On Thursday, August 30, three activists from the Greenpeace ship Arctic Sunrise attempting to make dirty energy an issue in the provincial election were arrested for mischief after boarding a vessel hauling coal across Lake Erie to the Nanticoke power plant.
Lake Erie - As I write this, a brisk breeze, one of the renewable resources we're hoping to promote, is blowing across the deck of the Arctic Sunrise.
Despite the ongoing police presence - two OPP boats, a Coast Guard ship and the occasional helicopter - four of our Zodiacs leave ship before 8 am today to greet the Great Lakes freighter Algomarine.
As the Zodiacs speed across the water, I radio the captain of the freighter to tell him Greenpeace is headed toward his ship to show peaceful opposition to the 30,000 tons of coal he is delivering to Nanticoke coal station.
I speak to him about why we are coming. I tell him we need to stop dangerous climate change within a decade or the world will face droughts, floods, sea-level rise and environmental refugees.
The coal he is delivering, I say, is killing the climate. We have the solutions to shut Nanticoke down, I add, but the Ontario government isn't investing in them. Studies show there is over 20,000 megawatts of offshore wind power potential on Lake Erie, but until now the Liberal government has shown no interest, even putting a moratorium on wind development on the Great Lakes.
Ontarians aren't going to stand for forking over more than $40 billion to nuclear expansion and continued reliance on coal when there are solutions that can be deployed quickly: renewables, conservation and local generation.
I ask the captain of the Algomarine as a citizen of the world to stand with Greenpeace today and refuse to deliver his coal shipment.
The response is radio silence.
The Arctic Sunrise captain and I can hear the success of our action in the radio banter between the crew of the Algomarine and the police. At approximately 8:20 am, activists in the Zodiacs begin painting, "No Coal, No Nuclear, Clean Energy" on the hull of the coal vessel.
Three of them then board the Algomarine. Two lock themselves to the loading boom, a conveyor belt that unloads coal, while the third suspends herself from the vessel's stern. The ship changes course and anchors. Success.
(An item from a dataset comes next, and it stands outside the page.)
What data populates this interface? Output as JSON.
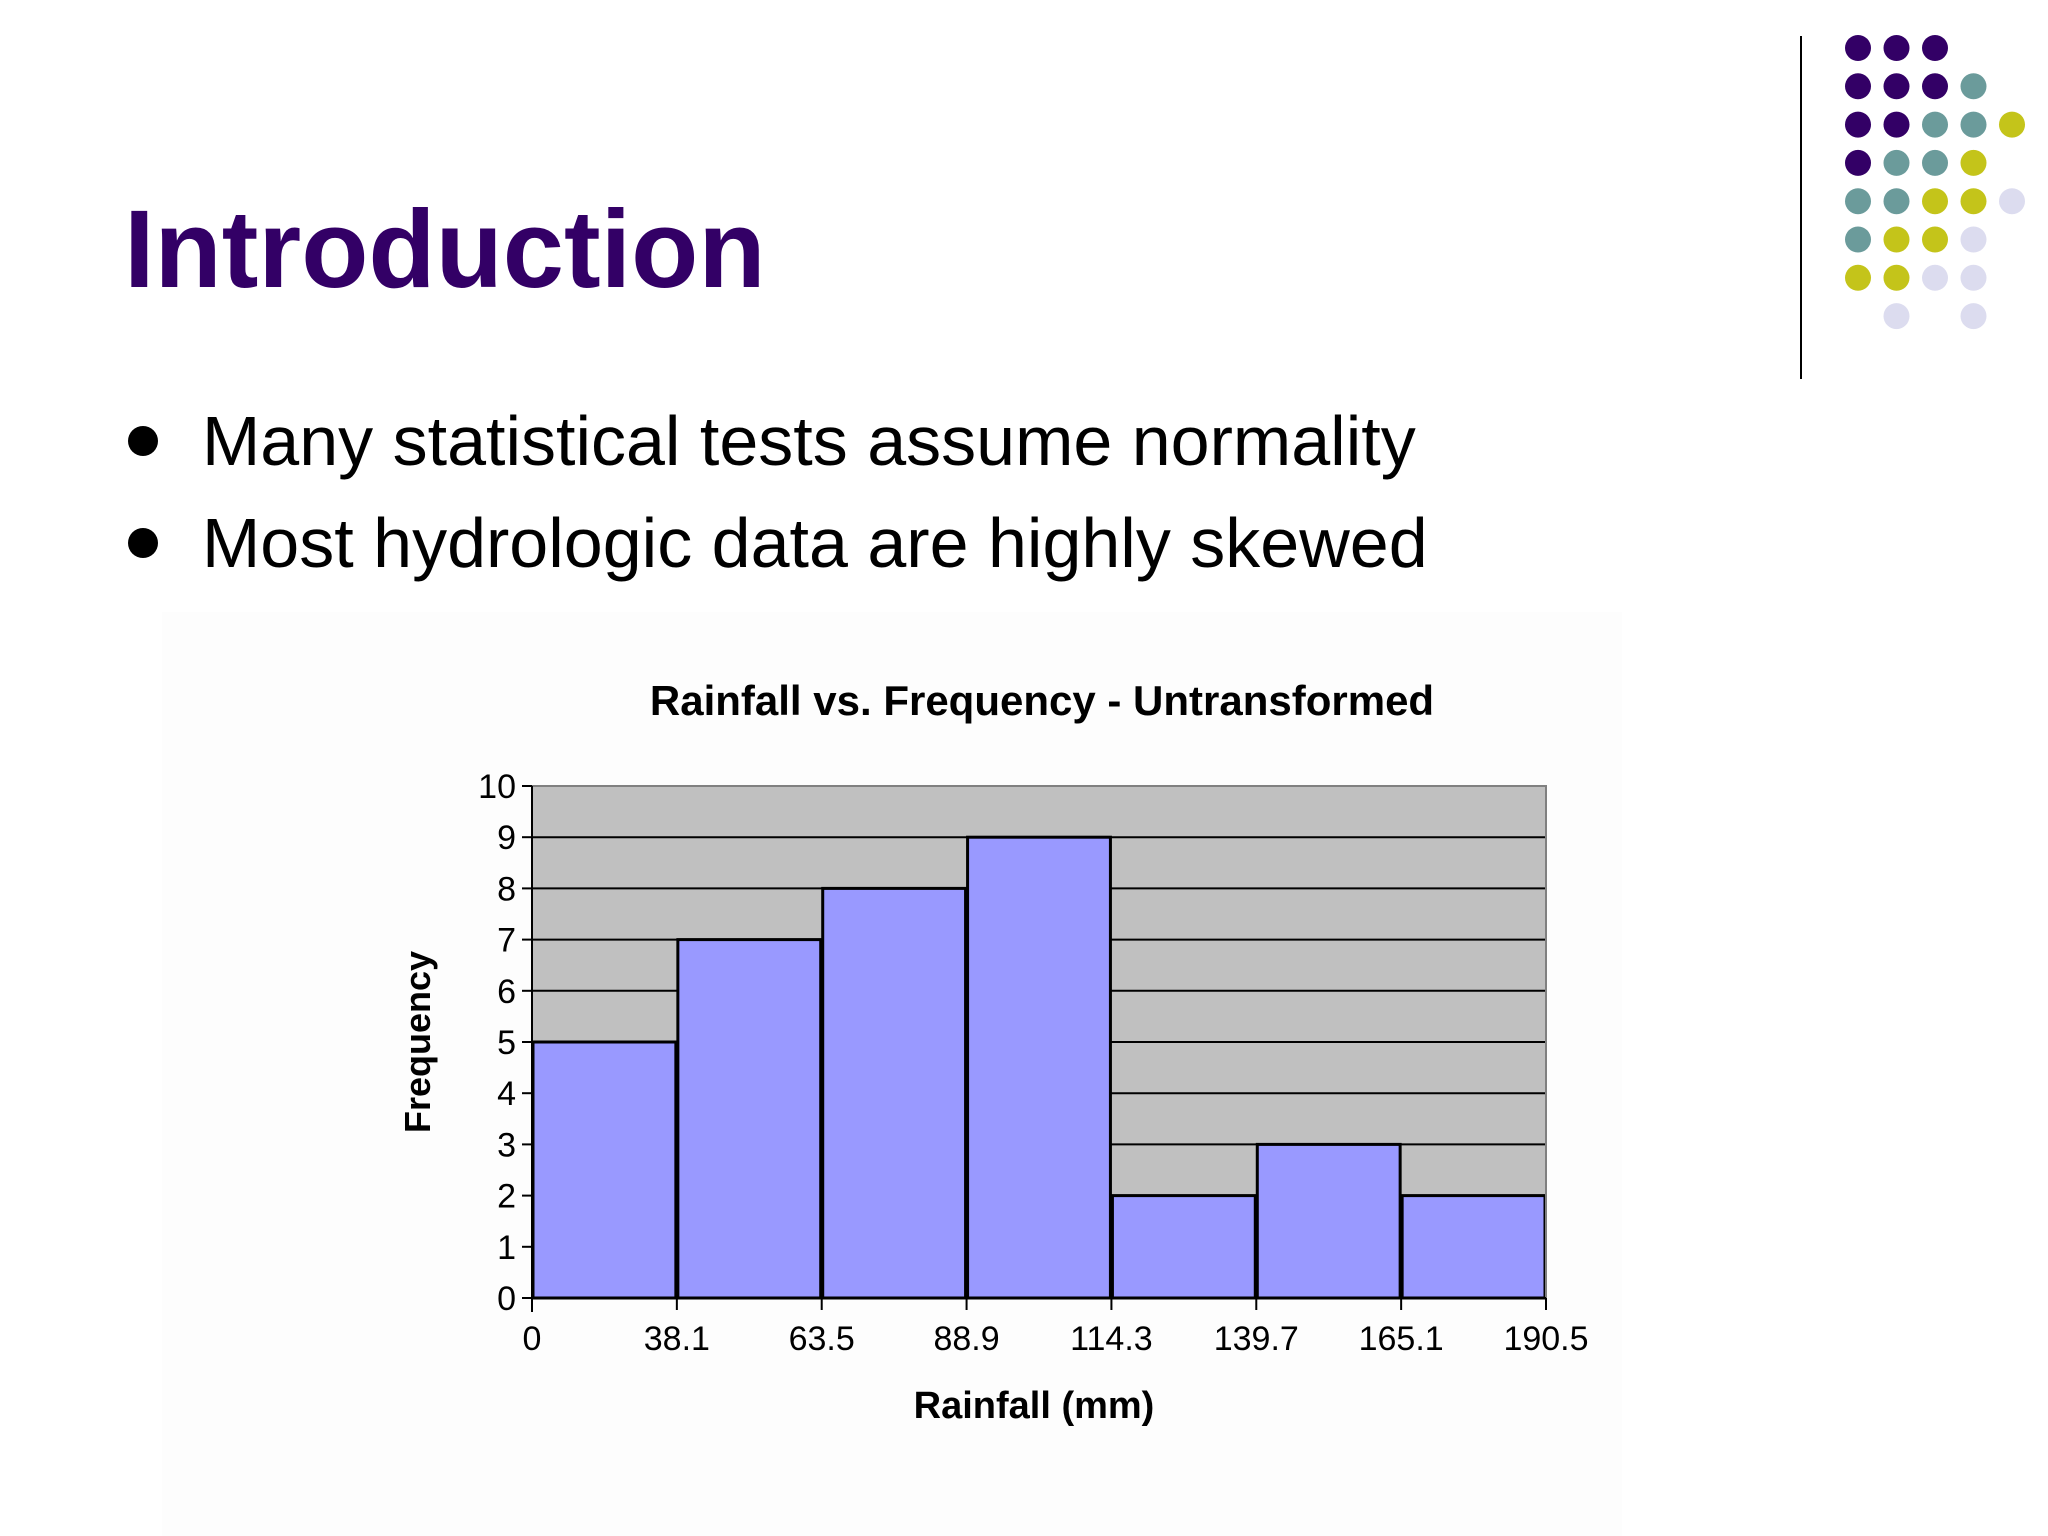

We manage to stop the delivery of coal.
On the previous night, we heard through the media that Ontario Power Generation has been stirring up fear among locals in Haldimand and Norfolk counties about Greenpeace's presence.
Notice that OPG isn't warning folks of what they really should be concerned about - global warming.
We need a meaningful public debate on our energy future, but by the look of the OPP boats surrounding our ship, it seems the old guard doesn't want us to have it.
As the day ends, I find myself negotiating with police. After the activists are arrested, the OPP agree to give us unhindered passage back to Toronto. In total, we have stopped the delivery of coal for over 12 hours.
Some will say this is merely symbolic, but we did what we set out to do. Nanticoke's operation is wrong. It needs to stop.